There was at least one adverse event in 23.6 percent of all admissions during the study period, the researchers said, and of those events, 23 percent were preventable given today’s healthcare knowledge landscape. Around a third (32 percent) had serious or higher clinical severity, the research team reported.
“The study clearly demonstrates a need for better tools, increased measurement of patient harm, and better implementation systems,” corresponding author David Westfall Bates, MD, medical director of Clinical and Quality Analysis for Mass General Brigham and chief of General Internal Medicine at Brigham and Women’s Hospital, said in a statement.
“While we looked at hospitals in Massachusetts, improving the delivery of safe care is a national issue, not one that is specific to one hospital, system, state, or region,” Westfall Bates added. “It’s valuable to know how much harm there is and for every institution to be aware of trends in adverse events so that they can take steps to mitigate and address issues within their walls.”
The analysis revealed key causes of patient harm, including medication-related events (39 percent of adverse events), surgery and procedural events (30 percent), patient care issues like falls and pressure ulcers (15 percent), and healthcare-associated infections (12 percent).
The researchers indicated that there’s significant room for patient safety improvement, noting that the rate of adverse patient safety events was higher in this most recent study than in the HMPS study done 30 years ago (although the team also acknowledged they defined patient harm differently).
But to achieve that improvement, healthcare leaders will need to think differently about the systems that promote patient safety. Healthcare has evolved to administer more and more complex care in ambulatory settings, leaving inpatient beds for the highest-acuity cases most likely to yield a patient safety event.
But EHRs and digital clinical documentation may open new doors to care for the sickest of individuals who are taking up most inpatient beds, the researchers said.
“Because records are now computerized in nearly all hospitals, it should be possible to search them to make identification of these events much easier, which should in turn make it easier for hospitals to manage this area more effectively,” Bates explained.
“Based on our study, we are now taking steps to ensure that key findings do not get lost.

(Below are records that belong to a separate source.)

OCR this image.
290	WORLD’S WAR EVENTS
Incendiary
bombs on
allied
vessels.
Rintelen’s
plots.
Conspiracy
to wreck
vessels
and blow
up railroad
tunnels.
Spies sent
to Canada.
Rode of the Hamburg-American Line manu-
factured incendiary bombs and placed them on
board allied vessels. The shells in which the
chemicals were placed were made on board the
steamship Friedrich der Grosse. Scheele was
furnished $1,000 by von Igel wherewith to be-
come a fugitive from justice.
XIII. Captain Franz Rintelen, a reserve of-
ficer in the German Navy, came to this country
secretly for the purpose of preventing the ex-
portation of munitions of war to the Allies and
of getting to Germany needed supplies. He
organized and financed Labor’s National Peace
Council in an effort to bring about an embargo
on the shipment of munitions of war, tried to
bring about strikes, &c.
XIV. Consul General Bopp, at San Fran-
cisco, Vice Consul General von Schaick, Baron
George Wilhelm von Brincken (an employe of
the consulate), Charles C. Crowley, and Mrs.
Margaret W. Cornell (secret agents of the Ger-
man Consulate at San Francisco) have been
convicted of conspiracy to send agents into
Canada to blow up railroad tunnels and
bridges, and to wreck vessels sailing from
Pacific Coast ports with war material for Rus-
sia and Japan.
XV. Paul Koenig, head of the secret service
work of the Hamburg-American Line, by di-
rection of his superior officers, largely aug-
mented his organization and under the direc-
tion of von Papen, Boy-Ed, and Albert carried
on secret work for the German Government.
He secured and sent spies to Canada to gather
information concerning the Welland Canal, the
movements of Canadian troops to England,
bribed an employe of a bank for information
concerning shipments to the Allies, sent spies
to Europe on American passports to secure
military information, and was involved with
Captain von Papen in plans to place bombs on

We are also evaluating technological solutions that may help us better detect changes in respiratory rates, a patient’s pulse, and other early warning signs so that we can take steps to prevent or mitigate adverse events before they can cause harm.”
Healthcare can may inroads in patient safety by better tracking adverse drug events and documenting data in a more routine fashion, the researchers advised. After all, you cannot improve what you do not measure, Bates indicated.
“It’s important to do the work to identify adverse events if we’re going to work to improve them,” he said. “All organizations should have approaches for monitoring these things on a regular basis.”
Patient safety is an urgent need for an industry characterized by worker burnout and shortages, according to Elizabeth Mort, MD, senior vice president of Quality and Safety at Massachusetts General Hospital and a co-author of the study. Low staffing levels have been linked with higher instances of adverse patient safety events.
Organizations need to invest in the measurement and monitoring systems necessary to improve patient safety as healthcare adjusts to a post-pandemic landscape.
“Our work is a call to action for those from board to bedside to ensure reducing preventable patient harm is a top priority,” Mort said in the press release. “Keep in mind that our study looked at patient safety before the COVID-19 pandemic. We know that our industry is now facing economic, workforce and wellness challenges nationally. Given these pressures, remaining focused and committed to patient safety is more important than ever.”